I question this analogy.  There is an important numerical distinction
between duplication by matter recreation and by quantum splitting.  The
former increases your measure, while the latter does not.

In the case of successful duplication, your measure doubles.  If the
duplication fails and you end up with only one copy, your measure stays
the same.  But if you flip a quantum coin and end up in two branches,
your measure is constant.  If you die in one of the branches, your
measure is halved.

Therefore I don't think you can take conclusions from the one case and
apply them to the other.  You wouldn't say that failing to double your
money is the same as halving it.

Measure is important.  It is what guides our life every day.
We constantly make decisions so as to maximize the measure of good
outcomes, as nearly as we can judge.  I don't think we can neglect it
in these thought experiments.

What type of "measure" are you talking about? I had gotten the impression reading this list that the measure on "everything", however it's defined--all possible computations, for example--was an open question, and that different TOEs might disagree. Are you talking about a type of measure specific to the MWI of quantum mechanics? I thought there was supposed to be a problem with this due to the "no preferred basis" problem.
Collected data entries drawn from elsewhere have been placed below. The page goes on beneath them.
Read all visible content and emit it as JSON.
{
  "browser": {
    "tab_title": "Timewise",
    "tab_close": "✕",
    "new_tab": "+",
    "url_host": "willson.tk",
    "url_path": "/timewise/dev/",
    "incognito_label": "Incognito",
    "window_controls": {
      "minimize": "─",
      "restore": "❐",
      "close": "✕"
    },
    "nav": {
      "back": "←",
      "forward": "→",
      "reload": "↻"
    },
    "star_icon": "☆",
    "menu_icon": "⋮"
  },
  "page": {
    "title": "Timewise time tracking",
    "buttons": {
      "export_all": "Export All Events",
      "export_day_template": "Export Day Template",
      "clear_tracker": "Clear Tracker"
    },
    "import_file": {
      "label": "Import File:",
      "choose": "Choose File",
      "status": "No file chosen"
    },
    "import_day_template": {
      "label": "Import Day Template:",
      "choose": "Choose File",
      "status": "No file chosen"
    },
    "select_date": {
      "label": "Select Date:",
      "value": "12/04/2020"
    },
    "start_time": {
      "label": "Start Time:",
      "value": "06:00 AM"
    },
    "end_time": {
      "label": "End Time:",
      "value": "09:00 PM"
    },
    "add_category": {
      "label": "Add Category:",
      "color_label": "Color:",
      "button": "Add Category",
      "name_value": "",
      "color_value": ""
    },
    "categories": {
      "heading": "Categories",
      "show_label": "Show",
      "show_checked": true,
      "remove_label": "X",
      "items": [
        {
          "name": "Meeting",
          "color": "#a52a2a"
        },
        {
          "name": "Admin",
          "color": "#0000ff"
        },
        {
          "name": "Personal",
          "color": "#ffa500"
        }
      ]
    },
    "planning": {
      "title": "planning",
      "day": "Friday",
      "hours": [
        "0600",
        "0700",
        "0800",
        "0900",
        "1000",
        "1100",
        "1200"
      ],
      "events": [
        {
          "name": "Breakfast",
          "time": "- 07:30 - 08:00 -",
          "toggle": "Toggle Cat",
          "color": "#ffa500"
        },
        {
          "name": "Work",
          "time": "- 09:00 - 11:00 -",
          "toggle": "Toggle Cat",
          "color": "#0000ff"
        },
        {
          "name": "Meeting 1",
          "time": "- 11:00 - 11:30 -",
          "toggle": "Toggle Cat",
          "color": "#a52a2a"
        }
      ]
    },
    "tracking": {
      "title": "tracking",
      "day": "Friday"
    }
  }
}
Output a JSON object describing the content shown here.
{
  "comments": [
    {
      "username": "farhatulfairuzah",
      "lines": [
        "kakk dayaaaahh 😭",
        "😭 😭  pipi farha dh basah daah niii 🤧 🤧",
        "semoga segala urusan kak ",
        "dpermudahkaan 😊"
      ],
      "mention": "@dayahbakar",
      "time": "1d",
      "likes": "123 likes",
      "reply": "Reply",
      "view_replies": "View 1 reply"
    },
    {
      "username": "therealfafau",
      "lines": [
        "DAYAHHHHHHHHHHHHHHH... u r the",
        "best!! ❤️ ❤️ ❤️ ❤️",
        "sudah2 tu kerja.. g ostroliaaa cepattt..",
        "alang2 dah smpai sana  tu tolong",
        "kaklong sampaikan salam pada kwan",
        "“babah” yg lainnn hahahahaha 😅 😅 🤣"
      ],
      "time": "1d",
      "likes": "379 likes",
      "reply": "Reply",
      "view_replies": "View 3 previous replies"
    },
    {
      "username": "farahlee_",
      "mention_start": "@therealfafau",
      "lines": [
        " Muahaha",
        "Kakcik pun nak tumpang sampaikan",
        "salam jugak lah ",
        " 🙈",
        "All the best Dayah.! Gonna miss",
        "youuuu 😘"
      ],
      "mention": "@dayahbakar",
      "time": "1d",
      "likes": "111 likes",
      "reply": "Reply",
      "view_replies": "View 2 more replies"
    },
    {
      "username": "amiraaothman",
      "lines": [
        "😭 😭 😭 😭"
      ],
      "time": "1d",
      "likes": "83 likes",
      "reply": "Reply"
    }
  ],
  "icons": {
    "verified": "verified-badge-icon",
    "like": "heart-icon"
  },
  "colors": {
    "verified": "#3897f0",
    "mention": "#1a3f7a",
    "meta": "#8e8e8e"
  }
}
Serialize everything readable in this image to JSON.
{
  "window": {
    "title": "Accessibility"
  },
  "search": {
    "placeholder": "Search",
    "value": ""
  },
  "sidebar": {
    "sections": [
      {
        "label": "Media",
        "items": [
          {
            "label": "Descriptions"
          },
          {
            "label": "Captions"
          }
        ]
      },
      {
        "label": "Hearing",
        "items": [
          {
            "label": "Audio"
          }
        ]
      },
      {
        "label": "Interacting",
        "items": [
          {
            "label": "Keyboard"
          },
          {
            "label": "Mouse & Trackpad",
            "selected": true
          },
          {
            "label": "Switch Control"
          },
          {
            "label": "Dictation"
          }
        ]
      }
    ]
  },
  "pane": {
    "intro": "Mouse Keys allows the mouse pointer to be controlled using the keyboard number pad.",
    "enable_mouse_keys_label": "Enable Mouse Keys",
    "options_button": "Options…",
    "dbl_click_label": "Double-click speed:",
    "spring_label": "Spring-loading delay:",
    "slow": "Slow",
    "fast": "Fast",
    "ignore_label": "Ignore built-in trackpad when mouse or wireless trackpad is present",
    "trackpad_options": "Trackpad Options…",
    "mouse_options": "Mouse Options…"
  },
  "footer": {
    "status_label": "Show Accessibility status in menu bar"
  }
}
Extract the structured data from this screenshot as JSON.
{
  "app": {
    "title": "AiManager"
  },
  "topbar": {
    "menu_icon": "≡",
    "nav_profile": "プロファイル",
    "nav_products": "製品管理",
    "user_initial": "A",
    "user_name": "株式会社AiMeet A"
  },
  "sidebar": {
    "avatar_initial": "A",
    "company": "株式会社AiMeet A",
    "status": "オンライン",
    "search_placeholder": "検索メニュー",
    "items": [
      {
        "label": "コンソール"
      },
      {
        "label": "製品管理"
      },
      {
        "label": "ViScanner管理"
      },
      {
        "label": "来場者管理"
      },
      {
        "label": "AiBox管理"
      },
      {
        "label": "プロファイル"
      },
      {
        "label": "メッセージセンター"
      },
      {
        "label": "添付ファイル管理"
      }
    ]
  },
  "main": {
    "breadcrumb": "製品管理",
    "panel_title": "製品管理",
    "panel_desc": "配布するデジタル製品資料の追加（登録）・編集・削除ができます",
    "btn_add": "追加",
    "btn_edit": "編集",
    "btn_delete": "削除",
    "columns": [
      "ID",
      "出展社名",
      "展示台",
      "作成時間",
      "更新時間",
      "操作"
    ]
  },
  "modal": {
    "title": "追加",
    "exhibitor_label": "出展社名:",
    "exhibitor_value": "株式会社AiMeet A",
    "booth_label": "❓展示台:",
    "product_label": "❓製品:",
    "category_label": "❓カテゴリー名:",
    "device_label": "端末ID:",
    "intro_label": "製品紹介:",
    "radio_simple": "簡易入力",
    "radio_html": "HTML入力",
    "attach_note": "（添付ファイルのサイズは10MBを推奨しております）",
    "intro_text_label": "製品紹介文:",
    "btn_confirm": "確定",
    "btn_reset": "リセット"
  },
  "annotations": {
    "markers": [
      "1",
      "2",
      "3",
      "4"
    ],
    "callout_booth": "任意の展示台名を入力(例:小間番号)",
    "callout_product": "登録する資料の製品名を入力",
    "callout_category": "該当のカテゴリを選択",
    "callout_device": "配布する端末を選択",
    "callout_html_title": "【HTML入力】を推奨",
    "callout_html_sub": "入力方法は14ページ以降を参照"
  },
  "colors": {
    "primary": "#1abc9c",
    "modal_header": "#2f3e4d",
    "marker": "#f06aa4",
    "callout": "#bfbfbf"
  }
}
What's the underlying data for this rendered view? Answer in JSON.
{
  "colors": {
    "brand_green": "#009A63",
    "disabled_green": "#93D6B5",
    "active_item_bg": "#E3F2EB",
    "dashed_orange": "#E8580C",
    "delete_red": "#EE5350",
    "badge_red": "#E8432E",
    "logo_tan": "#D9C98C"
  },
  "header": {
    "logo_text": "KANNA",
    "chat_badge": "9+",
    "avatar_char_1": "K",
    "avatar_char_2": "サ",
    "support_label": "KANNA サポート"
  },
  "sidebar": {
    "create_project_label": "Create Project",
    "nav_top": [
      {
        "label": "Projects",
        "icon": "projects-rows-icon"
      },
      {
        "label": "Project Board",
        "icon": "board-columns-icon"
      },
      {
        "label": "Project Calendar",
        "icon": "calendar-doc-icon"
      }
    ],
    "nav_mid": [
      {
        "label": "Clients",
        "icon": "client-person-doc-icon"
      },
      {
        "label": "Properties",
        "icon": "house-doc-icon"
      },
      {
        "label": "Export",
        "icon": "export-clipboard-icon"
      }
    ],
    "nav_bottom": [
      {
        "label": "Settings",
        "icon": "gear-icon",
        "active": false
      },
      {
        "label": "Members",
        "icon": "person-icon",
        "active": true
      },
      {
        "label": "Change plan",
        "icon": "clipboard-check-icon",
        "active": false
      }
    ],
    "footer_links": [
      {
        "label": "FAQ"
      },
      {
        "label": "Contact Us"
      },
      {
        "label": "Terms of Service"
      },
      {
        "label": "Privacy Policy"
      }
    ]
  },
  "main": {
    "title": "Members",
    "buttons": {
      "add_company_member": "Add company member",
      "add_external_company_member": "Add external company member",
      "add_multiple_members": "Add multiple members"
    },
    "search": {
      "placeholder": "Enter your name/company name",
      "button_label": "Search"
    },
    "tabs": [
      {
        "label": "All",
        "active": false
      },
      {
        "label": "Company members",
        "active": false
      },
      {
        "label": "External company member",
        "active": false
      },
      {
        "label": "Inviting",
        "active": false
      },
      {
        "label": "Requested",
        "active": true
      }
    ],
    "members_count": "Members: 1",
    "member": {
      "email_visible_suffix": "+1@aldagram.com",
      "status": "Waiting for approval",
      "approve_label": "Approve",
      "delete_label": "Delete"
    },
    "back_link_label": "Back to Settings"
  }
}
In any case, if there is some sort of theory that would give objective truths about first-person probabilities in splitting experiments (and I'm not sure if you believe in continuity of consciousness or that such a theory is out there waiting to be found), then if first-person probabilities disagree with "measure", however it's defined, I think most people would care more about maximizing the first-person probabilities of good outcomes as opposed to measure. The main reason to care about measure would be for altruistic reasons, that you don't want friends and families to have a high probability of suffering because they see you die, but even this could be stated in terms of maximizing the subjective probability of happy outcomes for other people.